Le médecin-conseil du SAN est un spécialiste compétent pour établir des préavis médicaux destinés à éclairer l'autorité chargée d'appliquer les prescriptions en matière d'admission des personnes à la circulation routière. Quant à l'expertise simplifiée, elle représente le moyen adéquat d'évaluer globalement l'évolution de la situation du recourant, notamment au vu des autres mesures précitées auxquelles celui-ci est astreint; il est pertinent de confier celle-ci à l'UMPT, institution spécialisée indépendante qui a déjà une connaissance du dossier de l'intéressé. Ces dernières conditions échappent donc à la critique.
7. Il résulte des considérants qui précèdent que le recours doit être rejeté et la décision attaquée confirmée.
Le recourant, qui succombe, supporte les frais de justice (art. 49 al. 1 et 91 LPA-VD). Il n'est pas alloué de dépens (art. 55 et 56 al. 3 LPA-VD).
Par
ces motifs
la Cour de droit administratif et public
du Tribunal cantonal
arrête:
I. Le recours est rejeté.
II. La décision sur réclamation rendue le 9 octobre 2015 par le Service des automobiles et de la navigation est confirmée.

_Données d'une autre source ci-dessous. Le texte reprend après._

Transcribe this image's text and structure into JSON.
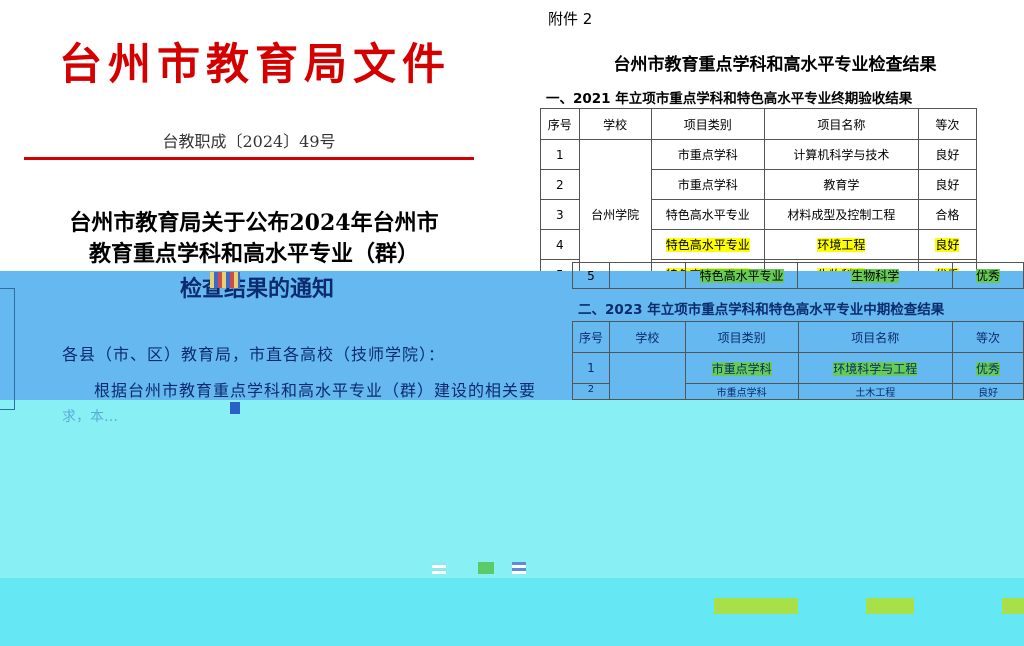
{
  "document": {
    "header": "台州市教育局文件",
    "number": "台教职成〔2024〕49号",
    "title_lines": [
      "台州市教育局关于公布2024年台州市",
      "教育重点学科和高水平专业（群）",
      "检查结果的通知"
    ],
    "salutation": "各县（市、区）教育局，市直各高校（技师学院）：",
    "body_line1": "根据台州市教育重点学科和高水平专业（群）建设的相关要",
    "body_fragment": "求，本…"
  },
  "attachment": {
    "label": "附件 2",
    "title": "台州市教育重点学科和高水平专业检查结果",
    "section1": {
      "heading": "一、2021 年立项市重点学科和特色高水平专业终期验收结果",
      "headers": [
        "序号",
        "学校",
        "项目类别",
        "项目名称",
        "等次"
      ],
      "school": "台州学院",
      "rows": [
        {
          "no": "1",
          "category": "市重点学科",
          "name": "计算机科学与技术",
          "grade": "良好"
        },
        {
          "no": "2",
          "category": "市重点学科",
          "name": "教育学",
          "grade": "良好"
        },
        {
          "no": "3",
          "category": "特色高水平专业",
          "name": "材料成型及控制工程",
          "grade": "合格"
        },
        {
          "no": "4",
          "category": "特色高水平专业",
          "name": "环境工程",
          "grade": "良好"
        },
        {
          "no": "5",
          "category": "特色高水平专业",
          "name": "生物科学",
          "grade": "优秀"
        }
      ]
    },
    "section2": {
      "heading": "二、2023 年立项市重点学科和特色高水平专业中期检查结果",
      "headers": [
        "序号",
        "学校",
        "项目类别",
        "项目名称",
        "等次"
      ],
      "rows": [
        {
          "no": "1",
          "category": "市重点学科",
          "name": "环境科学与工程",
          "grade": "优秀"
        },
        {
          "no": "2",
          "category": "市重点学科",
          "name": "土木工程",
          "grade": "良好"
        }
      ]
    }
  },
  "colors": {
    "red": "#d40000",
    "blue_band": "#66b9f0",
    "cyan_band": "#88f0f4",
    "highlight_yellow": "#ffff00",
    "highlight_green": "#66cc55"
  }
}
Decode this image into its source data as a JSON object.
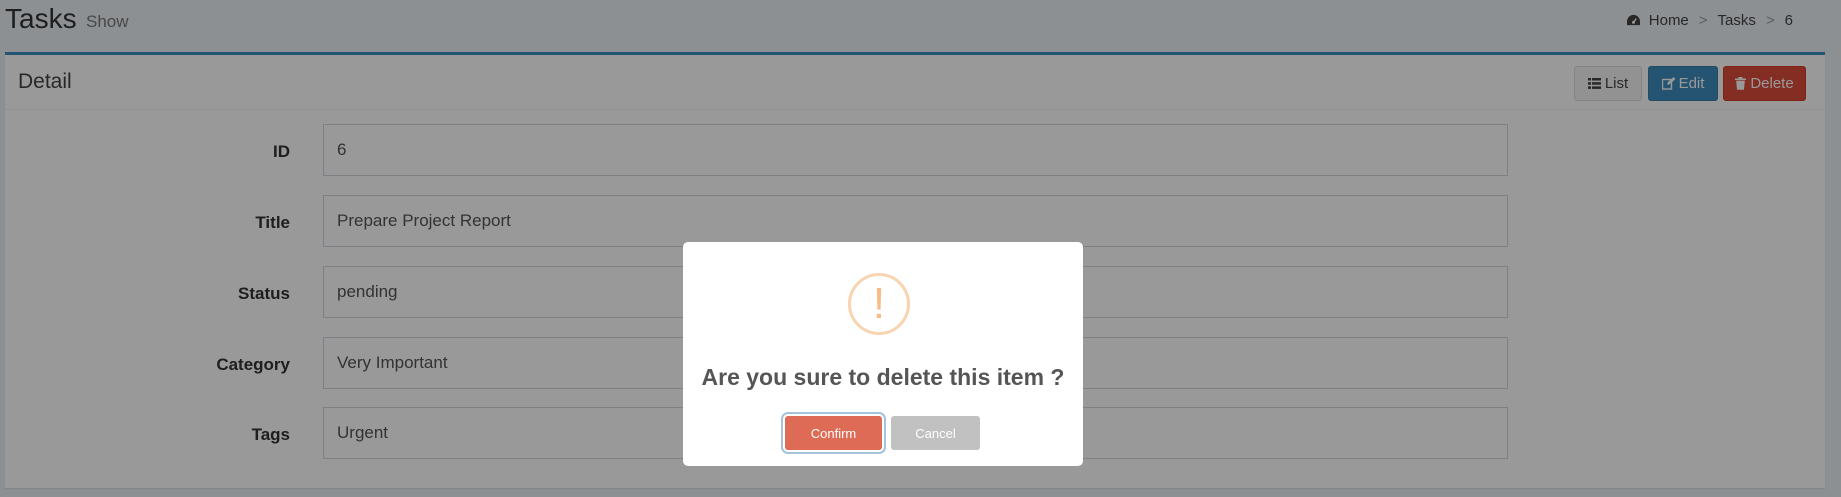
{
  "header": {
    "title": "Tasks",
    "subtitle": "Show",
    "breadcrumb": [
      "Home",
      "Tasks",
      "6"
    ],
    "breadcrumb_sep": ">"
  },
  "panel": {
    "title": "Detail",
    "buttons": {
      "list": "List",
      "edit": "Edit",
      "delete": "Delete"
    }
  },
  "fields": [
    {
      "label": "ID",
      "value": "6"
    },
    {
      "label": "Title",
      "value": "Prepare Project Report"
    },
    {
      "label": "Status",
      "value": "pending"
    },
    {
      "label": "Category",
      "value": "Very Important"
    },
    {
      "label": "Tags",
      "value": "Urgent"
    }
  ],
  "dialog": {
    "icon": "!",
    "message": "Are you sure to delete this item ?",
    "confirm": "Confirm",
    "cancel": "Cancel"
  },
  "colors": {
    "primary": "#3c8dbc",
    "danger": "#dd4b39",
    "confirm": "#dd6b55",
    "warning_icon": "#f8bb86"
  }
}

III. Un émolument de justice de 800 (huit cents) francs est mis à la charge du recourant.
IV. Il n'est pas alloué de dépens.
Lausanne, le 24 août 2016
Le président: Le
greffier:
Le présent arrêt est communiqué aux destinataires de l'avis d'envoi ci-joint ainsi qu'à l'OFROU.
Il peut faire l'objet, dans les trente jours suivant sa notification, d'un recours au Tribunal fédéral. Le recours en matière de droit public s'exerce aux conditions des articles 82 ss de la loi du 17 juin 2005 sur le Tribunal fédéral (LTF - RS 173.110), le recours constitutionnel subsidiaire à celles des articles 113 ss LTF. Le mémoire de recours doit être rédigé dans une langue officielle, indiquer les conclusions, les motifs et les moyens de preuve, et être signé. Les motifs doivent exposer succinctement en quoi l'acte attaqué viole le droit. Les pièces invoquées comme moyens de preuve doivent être jointes au mémoire, pour autant qu'elles soient en mains de la partie; il en va de même de la décision attaquée.